In mammals special molecules send messages of "fullness" to the brain.

HONG KONG - A discovery, that opens new ways to treat obesity in humans, has been made by a group of scientists in Japan. They have discerned the molecule considered to be responsible for the feeling of "fullness" in mammals.

Scientists based on the theory that hypothalamus, a region of the brain, controls the appetite. The breakthrough is the finding of an agent that triggers a decrease or increase of the appetite. The molecule naturally produced in the brain was identified as nesfatin-1, online version of the journal Nature reported, Sunday.

The researchers made experiments on rats, injecting the molecule into the rodents' brains. The observation revealed the drop of appetite and significant weight loss. At the same time the blocking of nesfatin-1 has made the rats eat more.

The injection of anti-nesfatin-1 antibody has lead to the appetite growth and progressive weight gain, Reuters reported, citing Masatomo Mori, Gunma University Graduate School of Medicine.

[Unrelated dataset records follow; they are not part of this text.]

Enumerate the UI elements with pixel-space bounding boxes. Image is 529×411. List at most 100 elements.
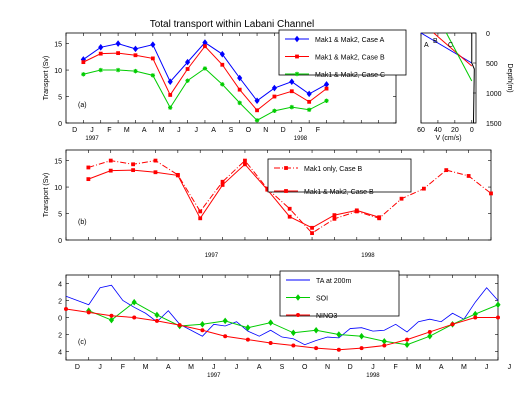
x-tick-label: D	[348, 364, 353, 371]
data-point	[198, 216, 203, 221]
data-point	[382, 343, 387, 348]
data-point	[306, 90, 312, 98]
x-tick-label: J	[299, 127, 303, 134]
data-point	[243, 158, 247, 163]
x-tick-label: F	[316, 127, 320, 134]
year-label: 1998	[366, 373, 380, 379]
annotation-label: C	[448, 42, 453, 49]
data-point	[272, 108, 277, 114]
annotation-label: B	[433, 38, 438, 45]
data-point	[131, 162, 136, 167]
data-point	[199, 321, 206, 328]
year-label: 1997	[205, 253, 219, 259]
data-point	[220, 82, 225, 87]
legend-marker	[284, 189, 288, 193]
data-point	[167, 78, 173, 85]
x-tick-label: A	[211, 127, 216, 134]
year-label: 1998	[361, 253, 375, 259]
data-point	[289, 78, 295, 85]
data-point	[220, 179, 225, 184]
y-tick-label: 2	[58, 299, 62, 306]
x-tick-label: M	[188, 364, 194, 371]
panel-depth: 0 500 1000 1500 60 40 20 0 Depth(m) V (cm/s) AB C	[417, 31, 513, 142]
data-point	[220, 62, 225, 67]
x-tick-label: D	[75, 364, 80, 371]
data-point	[237, 87, 242, 92]
data-point	[184, 58, 191, 66]
data-point	[332, 216, 337, 221]
data-point	[255, 108, 259, 113]
legend-label: Mak1 & Mak2, Case A	[315, 37, 385, 44]
data-point	[237, 100, 242, 106]
data-point	[153, 170, 158, 175]
year-label: 1998	[294, 136, 308, 142]
data-point	[168, 105, 173, 110]
data-point	[336, 331, 342, 338]
y-tick-label: 500	[486, 61, 498, 68]
x-tick-label: A	[257, 364, 262, 371]
y-axis-label: Transport (Sv)	[43, 56, 50, 100]
legend-label: NINO3	[316, 313, 338, 320]
x-tick-label: M	[461, 364, 467, 371]
data-point	[203, 44, 207, 49]
legend-box	[278, 29, 407, 76]
x-tick-label: D	[281, 127, 286, 134]
data-point	[98, 67, 103, 73]
data-point	[98, 44, 104, 51]
y-tick-label: 0	[58, 238, 62, 245]
y-axis-label: Transport (Sv)	[43, 173, 50, 217]
data-point	[310, 231, 314, 236]
panel-label: (b)	[78, 219, 87, 226]
x-tick-label: J	[235, 364, 239, 371]
data-point	[198, 209, 203, 214]
x-tick-label: A	[439, 364, 444, 371]
data-point	[108, 158, 113, 163]
data-point	[116, 51, 121, 56]
data-point	[64, 307, 68, 311]
panel-c: 4 2 0 2 4 D J F M A M J J A S O N D J F M A M J J 1997 1998 (c) TA a…	[58, 270, 511, 379]
y-tick-label: 0	[58, 121, 62, 128]
x-tick-label: F	[121, 364, 125, 371]
x-tick-label: N	[263, 127, 268, 134]
data-point	[108, 168, 113, 173]
legend-label: Mak1 & Mak2, Case B	[304, 189, 374, 196]
data-point	[310, 225, 314, 230]
legend-marker	[296, 313, 300, 317]
data-point	[222, 317, 228, 325]
data-point	[289, 89, 294, 94]
data-point	[200, 328, 205, 333]
x-tick-label: J	[371, 364, 375, 371]
data-point	[154, 311, 160, 319]
y-tick-label: 15	[54, 42, 62, 49]
data-point	[313, 326, 319, 334]
data-point	[223, 334, 228, 339]
data-point	[153, 158, 158, 163]
data-point	[131, 298, 137, 306]
data-point	[405, 337, 410, 342]
data-point	[466, 174, 471, 178]
x-tick-label: 40	[434, 127, 442, 134]
data-point	[109, 313, 114, 318]
data-point	[421, 186, 426, 191]
data-point	[219, 50, 225, 58]
panel-b: 0 5 10 15 1997 1998 Transport (Sv) (b) Mak1 only…	[43, 149, 493, 259]
data-point	[268, 319, 274, 326]
legend: Mak1 & Mak2, Case A Mak1 & Mak2, Case B Ma…	[278, 29, 407, 79]
x-tick-label: S	[229, 127, 234, 134]
x-tick-label: S	[280, 364, 285, 371]
x-tick-label: O	[246, 127, 252, 134]
data-point	[314, 346, 319, 351]
data-point	[115, 67, 121, 73]
legend-label: Mak1 only, Case B	[304, 166, 363, 173]
data-point	[115, 40, 121, 47]
legend-marker	[294, 35, 300, 43]
data-point	[81, 72, 86, 77]
x-tick-label: J	[90, 127, 94, 134]
data-point	[324, 98, 329, 103]
panels-layer: 0 5 10 15 D J F M A M J J A S O N D J F 1997 1998 Transport (…	[43, 29, 513, 379]
data-point	[220, 183, 225, 187]
x-tick-label: 60	[417, 127, 425, 134]
y-tick-label: 0	[486, 31, 490, 38]
y-tick-label: 4	[58, 282, 62, 289]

The finding opens new territory in treating obesity. According to the World Health Organization, the number of obese adults in the world approaches 1 billion. Both economically advanced countries and the developing world have faced the problem of obesity, regarding it as a major health problem. It has been linked to chronic diseases, including cardiovascular disease, type 2 diabetes, some forms of cancer, hypertension and stroke.